Lake Louise (Canada) (AFP)

One year to the day after a heavy fall and broken ligaments in his right knee, Germany's Thomas Dressen made an incredible comeback in the Alpine Ski World Cup by winning the Lake Louise downhill in Canada on Saturday.

On November 30, 2018, Thomas Dressen had completed his descent from the Birds of Prey in Beaver Creek, Colorado, into the safety nets after a heavy crash. Assessment: rupture of the anterior and posterior cruciate ligaments of the right knee, and a dislocated left shoulder. Obviously, his season, which had just started, was already over.

Exactly one year after this terrible accident, here it is again at the top, winner of the descent of Lake Louise in the Rocky Mountains of Alberta.
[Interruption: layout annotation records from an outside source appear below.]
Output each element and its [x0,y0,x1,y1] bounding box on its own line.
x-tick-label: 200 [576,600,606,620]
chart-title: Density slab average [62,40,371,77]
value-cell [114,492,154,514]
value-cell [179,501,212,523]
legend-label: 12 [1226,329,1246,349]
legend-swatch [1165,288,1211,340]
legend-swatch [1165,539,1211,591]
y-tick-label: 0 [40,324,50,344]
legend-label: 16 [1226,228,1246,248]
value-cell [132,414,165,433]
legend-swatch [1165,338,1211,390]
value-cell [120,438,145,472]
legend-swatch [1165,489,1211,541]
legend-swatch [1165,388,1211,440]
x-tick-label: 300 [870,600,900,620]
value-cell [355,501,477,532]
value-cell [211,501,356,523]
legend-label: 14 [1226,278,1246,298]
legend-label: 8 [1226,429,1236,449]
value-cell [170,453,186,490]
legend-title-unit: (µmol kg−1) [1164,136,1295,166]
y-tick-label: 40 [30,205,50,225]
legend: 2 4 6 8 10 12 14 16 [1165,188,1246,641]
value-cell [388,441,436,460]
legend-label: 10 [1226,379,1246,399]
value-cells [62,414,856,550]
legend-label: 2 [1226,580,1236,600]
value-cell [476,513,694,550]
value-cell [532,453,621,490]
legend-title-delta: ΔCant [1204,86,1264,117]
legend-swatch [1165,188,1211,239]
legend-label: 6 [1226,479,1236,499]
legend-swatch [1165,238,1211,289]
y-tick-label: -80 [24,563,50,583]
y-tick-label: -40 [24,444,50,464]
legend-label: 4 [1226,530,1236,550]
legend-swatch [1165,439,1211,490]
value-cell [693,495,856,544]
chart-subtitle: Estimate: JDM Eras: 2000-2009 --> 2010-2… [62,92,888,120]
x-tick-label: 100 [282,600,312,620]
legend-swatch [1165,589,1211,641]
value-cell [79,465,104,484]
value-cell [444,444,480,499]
"I did not think it was like this, it's madness," the 26-year-old German, winner of the prestigious Kitzbühel downhill race in January 2018, told the Austrian television broadcaster at 39 years of famine on the German side.
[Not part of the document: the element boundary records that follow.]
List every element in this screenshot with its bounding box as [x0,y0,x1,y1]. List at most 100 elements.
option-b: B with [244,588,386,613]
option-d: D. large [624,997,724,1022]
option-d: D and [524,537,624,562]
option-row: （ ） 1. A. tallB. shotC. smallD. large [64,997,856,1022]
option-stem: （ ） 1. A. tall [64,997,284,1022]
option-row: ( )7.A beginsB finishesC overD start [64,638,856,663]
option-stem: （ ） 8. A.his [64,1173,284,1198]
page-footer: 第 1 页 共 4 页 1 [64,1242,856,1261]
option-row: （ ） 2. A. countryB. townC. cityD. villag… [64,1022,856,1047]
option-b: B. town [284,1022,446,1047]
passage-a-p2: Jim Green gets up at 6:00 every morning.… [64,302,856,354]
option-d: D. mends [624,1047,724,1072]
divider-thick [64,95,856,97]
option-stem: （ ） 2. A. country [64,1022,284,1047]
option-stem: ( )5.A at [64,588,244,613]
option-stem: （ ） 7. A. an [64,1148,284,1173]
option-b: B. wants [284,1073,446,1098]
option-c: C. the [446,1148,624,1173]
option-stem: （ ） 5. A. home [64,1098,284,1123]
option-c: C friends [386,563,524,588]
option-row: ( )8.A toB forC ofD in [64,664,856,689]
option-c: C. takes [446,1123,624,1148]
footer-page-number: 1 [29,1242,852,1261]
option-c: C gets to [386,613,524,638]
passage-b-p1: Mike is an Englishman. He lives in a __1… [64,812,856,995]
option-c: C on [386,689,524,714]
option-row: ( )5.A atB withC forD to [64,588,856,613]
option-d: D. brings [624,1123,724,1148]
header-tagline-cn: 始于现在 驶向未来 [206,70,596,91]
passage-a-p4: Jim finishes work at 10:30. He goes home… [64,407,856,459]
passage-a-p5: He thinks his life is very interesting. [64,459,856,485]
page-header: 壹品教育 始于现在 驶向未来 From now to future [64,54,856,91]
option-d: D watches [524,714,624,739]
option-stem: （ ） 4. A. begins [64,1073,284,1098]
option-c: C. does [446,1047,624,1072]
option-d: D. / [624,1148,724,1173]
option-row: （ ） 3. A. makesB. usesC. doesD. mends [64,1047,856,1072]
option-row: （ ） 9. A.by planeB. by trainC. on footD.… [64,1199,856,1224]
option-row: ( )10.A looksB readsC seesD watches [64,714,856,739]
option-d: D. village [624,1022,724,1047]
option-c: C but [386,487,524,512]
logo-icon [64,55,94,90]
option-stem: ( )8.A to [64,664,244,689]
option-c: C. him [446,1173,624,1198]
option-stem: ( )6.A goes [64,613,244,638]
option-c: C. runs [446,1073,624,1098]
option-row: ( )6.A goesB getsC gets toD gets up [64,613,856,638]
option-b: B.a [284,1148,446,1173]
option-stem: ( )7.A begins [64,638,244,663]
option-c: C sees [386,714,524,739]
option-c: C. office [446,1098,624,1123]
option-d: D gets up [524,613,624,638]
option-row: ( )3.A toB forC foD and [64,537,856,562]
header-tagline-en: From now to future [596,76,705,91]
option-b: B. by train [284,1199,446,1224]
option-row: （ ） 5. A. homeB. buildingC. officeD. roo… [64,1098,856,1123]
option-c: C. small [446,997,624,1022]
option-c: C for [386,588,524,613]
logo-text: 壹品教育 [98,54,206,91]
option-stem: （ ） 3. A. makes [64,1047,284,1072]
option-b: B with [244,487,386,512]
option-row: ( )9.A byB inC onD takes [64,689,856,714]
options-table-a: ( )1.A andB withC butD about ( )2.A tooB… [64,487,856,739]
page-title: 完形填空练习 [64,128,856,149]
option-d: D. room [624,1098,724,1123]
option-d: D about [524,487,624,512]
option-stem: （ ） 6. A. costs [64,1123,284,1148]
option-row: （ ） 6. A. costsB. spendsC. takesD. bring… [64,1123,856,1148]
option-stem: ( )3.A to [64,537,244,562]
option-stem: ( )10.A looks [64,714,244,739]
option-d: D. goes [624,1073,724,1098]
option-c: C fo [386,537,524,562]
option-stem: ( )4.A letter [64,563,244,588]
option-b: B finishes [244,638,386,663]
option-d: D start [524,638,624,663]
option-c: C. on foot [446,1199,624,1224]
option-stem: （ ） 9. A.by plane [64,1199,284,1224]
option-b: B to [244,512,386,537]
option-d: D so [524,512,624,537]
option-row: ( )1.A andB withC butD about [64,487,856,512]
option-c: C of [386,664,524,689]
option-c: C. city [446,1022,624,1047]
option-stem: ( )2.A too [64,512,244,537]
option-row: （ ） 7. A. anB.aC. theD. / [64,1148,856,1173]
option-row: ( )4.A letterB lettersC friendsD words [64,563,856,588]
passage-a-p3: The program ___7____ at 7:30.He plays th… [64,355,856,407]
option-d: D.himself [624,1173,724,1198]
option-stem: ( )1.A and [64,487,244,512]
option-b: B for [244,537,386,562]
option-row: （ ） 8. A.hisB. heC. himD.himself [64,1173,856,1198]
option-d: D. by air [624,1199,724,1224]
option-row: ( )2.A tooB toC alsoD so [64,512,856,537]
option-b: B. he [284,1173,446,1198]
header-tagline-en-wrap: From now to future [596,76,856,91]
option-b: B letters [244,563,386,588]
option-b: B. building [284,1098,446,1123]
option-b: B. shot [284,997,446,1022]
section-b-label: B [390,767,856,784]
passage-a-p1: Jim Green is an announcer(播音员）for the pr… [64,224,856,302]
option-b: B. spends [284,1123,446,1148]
"Many things must come together, the slightest mistakes are fatal, but for now, everything has been perfect," he added.

His end of the race, with his qualities of excellent slider, was masterful to fill 30 / 100th of delay that he had on the Italian Dominik Paris, then better time to two thirds of the course.

He finally won with two hundredths of a lead over Paris and twenty-six over the Swiss Beat Feuz and Carlo Janka, who share third place.

The skier of Garmisch-Partenkirchen thus signs his third World Cup victory, since in March 2018 he also won in Norway at Kvitfjell, on the track of the 1994 Lillehammer Olympics.

Yet Dressen's feelings since the beginning of the week in Alberta were not ideal, "a little diminished and sick," he explained.

With his second place, Dominik Paris has perfectly launched his season in pursuit of the French Alexis Pinturault and the Norwegian Henrik Kristoffersen in the quest for the big crystal globe, again open after the retirement of the Austrian Marcel Hirscher, eightfold holding the Alpine Ski World Cup.

The Sunday super-G will offer a new opportunity for Paris, but also for Janka, to assert their claims on the overall standings.

On the French side, Adrien Théaux took 9th place, only accompanied by Johan Clarey (13th) in the top 15 at Lake Louise.